Il a donc fallu que je me contraigne à l’interrompre…

- Chouchou, tu sais, je suis très contente que tu m’aies appelée… mais maintenant, je vais devoir raccrocher. Je te fais de gros bisous! Au revoir, Nawee! A bientôt!

Et je raccroche.
Seulement lui n’était pas du même avis.
Dans la seconde qui a suivi, le téléphone a resonné.
J’ai redécroché, j’ai à nouveau joué le jeu et nous avons eu une « conversation » assez semblable à la précédente.
Il ne m’avait par encore tout raconté!

A chaque fois que je prenais congé et que je raccrochais, il rappelait…

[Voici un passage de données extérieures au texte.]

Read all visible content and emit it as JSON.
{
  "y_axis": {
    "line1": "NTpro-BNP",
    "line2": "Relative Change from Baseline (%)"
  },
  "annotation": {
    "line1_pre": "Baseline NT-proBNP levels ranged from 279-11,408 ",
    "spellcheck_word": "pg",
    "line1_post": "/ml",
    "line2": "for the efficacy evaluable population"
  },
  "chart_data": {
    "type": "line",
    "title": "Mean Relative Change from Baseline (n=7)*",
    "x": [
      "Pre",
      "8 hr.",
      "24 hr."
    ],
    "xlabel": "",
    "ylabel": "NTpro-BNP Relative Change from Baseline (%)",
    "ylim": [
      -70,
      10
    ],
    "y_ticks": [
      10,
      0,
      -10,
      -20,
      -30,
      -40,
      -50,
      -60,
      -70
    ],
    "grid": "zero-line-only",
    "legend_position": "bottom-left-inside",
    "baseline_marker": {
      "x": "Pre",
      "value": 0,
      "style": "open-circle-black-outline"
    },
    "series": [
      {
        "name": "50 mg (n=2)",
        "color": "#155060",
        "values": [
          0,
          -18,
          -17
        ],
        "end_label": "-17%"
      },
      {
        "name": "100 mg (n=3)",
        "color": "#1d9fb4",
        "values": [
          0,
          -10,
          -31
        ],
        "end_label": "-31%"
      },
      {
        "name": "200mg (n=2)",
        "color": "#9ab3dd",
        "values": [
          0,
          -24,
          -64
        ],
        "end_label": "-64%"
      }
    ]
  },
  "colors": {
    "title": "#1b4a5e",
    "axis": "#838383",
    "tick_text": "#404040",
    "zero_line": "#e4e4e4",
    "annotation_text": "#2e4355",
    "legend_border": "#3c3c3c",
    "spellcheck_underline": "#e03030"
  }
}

Trois, cinq fois, six fois…
Le jeu l’amusait visiblement beaucoup et que j’allais être obligée d’interrompre si je voulais ravoir accès à mon téléphone.
J’ai donc appelé sa maman sur le téléphone fixe.
Et c’est Kim qui m’a répondu:
- Dis, Kim, je crois que Nawee a trouvé le téléphone de Maman: il m’appelle sans arrêt depuis tout à l’heure… tu peux regarder?
Remue-ménage et rire de Kim de l’autre côté:
- Oui! Il a pris le téléphone!

J’ai encore entendu ma belle-fille appeler son Nawee… et j’imagine qu’elle a dû récupérer son bien car un grand cri de mécontentement a retenti.
J’espère ne pas avoir étouffé dans l’oeuf une future vocation en communication!